I temi dell'ergastolo ostativo e del 41 bis, sollevati rumorosamente dal caso Cospito, invece, sono da sempre "snodi centrali nella contrapposizione tra Stato e mafia". "Alleggerimento e abolizione del 41bis", ricorda Di Matteo, "sono da sempre obiettivo della mafia, manifestato anche attraverso gli attentati del 1993". Va ricordato, tuttavia, il senso originario del 41 bis, non di per sé una misura "particolarmente afflittiva, ma piuttosto di prevenzione, per impedire che chi ha un ruolo direttivo in organizzazioni criminali lo possa mantenere dal carcere. Bisogna guardare al ruolo e alla possibilità di trasmettere ordini agli adepti e ai compagni. Ecco perché la situazione Cospito "è insidiosa, con una scelta dello Stato di alleggerire il 41 bis che creerebbe un precedente pericoloso in un momento delicato". Basti pensare, ricorda Di Matteo, "che sono almeno una dozzina i mafiosi in carcere, molti dei quali custodi di segreti su crimini efferati, che attendono di poter tornare in libertà".

"Riforma giustizia rischia di portare a una magistratura limitata"

In conclusione, Di Matteo ha espresso le sue perplessità sull'idea di riforma della giustizia portata avanti dal governo Meloni e, nello specificio dal Guardasigilli Nordio. "L'esecutivo prosegue nel solco di una riforma pessima come quella Cartabia, finalizzata non tanto a snellire le procedure, ma che sembra piuttosto tesa a  spuntare le armi ai magistrati che vogliono indigare su esercizio illecito del potere". "Di questo passo", prosegue, "il rischio è di avere una magistratura limitata, collatetale e asservente rispetto al potere politico.

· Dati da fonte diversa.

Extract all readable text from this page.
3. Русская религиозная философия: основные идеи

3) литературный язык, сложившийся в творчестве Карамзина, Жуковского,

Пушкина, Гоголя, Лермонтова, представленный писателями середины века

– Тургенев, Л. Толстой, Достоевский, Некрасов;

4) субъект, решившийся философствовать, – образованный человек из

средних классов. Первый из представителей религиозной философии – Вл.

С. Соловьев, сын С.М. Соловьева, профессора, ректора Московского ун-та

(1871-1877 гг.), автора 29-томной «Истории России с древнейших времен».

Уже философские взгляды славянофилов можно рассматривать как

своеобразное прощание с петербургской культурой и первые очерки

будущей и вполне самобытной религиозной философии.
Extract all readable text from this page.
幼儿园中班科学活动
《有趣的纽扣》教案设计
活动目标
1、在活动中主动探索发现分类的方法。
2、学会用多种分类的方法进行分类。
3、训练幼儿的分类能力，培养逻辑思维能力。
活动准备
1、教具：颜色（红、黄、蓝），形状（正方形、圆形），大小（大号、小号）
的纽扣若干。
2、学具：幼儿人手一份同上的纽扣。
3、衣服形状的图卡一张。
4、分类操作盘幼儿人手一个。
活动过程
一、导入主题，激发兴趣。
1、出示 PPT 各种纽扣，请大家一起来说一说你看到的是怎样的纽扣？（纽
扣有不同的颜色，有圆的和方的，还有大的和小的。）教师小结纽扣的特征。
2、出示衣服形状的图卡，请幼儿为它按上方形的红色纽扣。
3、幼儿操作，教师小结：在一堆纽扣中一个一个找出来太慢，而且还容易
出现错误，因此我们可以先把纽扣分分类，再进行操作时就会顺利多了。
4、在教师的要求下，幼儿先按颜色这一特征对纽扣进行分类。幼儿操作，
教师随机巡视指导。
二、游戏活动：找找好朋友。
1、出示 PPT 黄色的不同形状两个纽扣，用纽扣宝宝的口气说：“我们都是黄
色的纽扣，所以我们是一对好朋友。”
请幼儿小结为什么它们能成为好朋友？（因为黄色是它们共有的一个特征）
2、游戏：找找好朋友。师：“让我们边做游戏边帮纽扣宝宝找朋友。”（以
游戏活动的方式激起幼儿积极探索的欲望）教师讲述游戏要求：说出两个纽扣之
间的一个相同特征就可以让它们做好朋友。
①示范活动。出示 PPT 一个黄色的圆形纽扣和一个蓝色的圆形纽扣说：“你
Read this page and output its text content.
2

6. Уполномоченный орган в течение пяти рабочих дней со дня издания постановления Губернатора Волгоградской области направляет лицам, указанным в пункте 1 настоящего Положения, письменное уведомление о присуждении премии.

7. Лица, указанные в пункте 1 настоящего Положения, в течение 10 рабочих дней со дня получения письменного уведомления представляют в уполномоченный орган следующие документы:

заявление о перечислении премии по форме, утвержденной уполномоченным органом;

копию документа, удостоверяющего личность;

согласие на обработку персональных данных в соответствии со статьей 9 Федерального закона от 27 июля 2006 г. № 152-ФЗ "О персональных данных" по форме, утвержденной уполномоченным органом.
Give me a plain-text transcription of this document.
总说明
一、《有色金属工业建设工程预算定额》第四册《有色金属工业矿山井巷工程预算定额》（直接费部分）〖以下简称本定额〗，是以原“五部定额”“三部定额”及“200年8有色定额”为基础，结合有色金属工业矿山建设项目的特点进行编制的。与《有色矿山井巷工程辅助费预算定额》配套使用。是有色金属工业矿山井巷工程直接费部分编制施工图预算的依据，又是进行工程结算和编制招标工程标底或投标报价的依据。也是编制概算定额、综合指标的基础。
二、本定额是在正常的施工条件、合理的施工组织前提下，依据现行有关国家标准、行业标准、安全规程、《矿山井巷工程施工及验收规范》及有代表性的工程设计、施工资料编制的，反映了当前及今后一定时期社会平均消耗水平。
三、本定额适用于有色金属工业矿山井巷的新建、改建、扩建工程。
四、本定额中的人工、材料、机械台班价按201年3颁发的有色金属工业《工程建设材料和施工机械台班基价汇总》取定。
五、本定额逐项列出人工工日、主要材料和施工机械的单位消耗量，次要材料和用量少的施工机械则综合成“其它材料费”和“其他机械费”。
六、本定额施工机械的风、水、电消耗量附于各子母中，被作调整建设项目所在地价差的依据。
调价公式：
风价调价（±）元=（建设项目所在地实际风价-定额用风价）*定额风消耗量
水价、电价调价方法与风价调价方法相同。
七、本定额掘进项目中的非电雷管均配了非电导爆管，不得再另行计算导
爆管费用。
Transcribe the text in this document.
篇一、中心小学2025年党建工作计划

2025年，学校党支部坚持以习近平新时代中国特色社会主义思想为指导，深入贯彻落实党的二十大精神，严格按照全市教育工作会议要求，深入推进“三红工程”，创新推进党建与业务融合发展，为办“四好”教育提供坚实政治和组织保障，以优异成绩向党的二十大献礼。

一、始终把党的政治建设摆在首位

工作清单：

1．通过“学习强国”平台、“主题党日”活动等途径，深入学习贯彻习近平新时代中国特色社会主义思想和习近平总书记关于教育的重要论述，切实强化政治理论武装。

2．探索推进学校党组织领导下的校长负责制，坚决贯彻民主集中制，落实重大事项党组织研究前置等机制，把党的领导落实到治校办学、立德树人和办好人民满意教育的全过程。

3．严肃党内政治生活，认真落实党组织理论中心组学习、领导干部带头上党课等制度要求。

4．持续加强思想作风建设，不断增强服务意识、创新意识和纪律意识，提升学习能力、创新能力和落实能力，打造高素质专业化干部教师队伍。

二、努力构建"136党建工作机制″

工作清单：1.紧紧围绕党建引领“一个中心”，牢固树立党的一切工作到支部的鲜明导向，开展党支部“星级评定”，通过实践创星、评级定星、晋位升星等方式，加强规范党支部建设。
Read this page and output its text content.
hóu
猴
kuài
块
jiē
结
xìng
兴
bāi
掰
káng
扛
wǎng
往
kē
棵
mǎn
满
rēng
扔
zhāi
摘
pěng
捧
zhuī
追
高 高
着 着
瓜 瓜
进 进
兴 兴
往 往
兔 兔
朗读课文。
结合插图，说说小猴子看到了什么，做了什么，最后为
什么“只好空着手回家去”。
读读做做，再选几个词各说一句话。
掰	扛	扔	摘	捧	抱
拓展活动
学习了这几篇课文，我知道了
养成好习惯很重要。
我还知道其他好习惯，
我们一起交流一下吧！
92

Cosa che sarebbe passo indietro gravissimo e porterebbe alla fine della stagione dei maxi processi". Critiche anche sulla stretta alle intercettazioni. "Non è vero che in Italia se ne fanno di più, dato che per dirlo si fa riferimento solo a quelle giudiziarie. Costano troppo? E quante ricchezze illecite sono state recuperate grazie a sequestri ottenuti attraverso le interrcettazioni? Quanti omicidi sono stati evitati? Mai come oggi, mafia e corruzione vanno a braccetto, per questo le intercettazioni restano uno strumento indispensabile".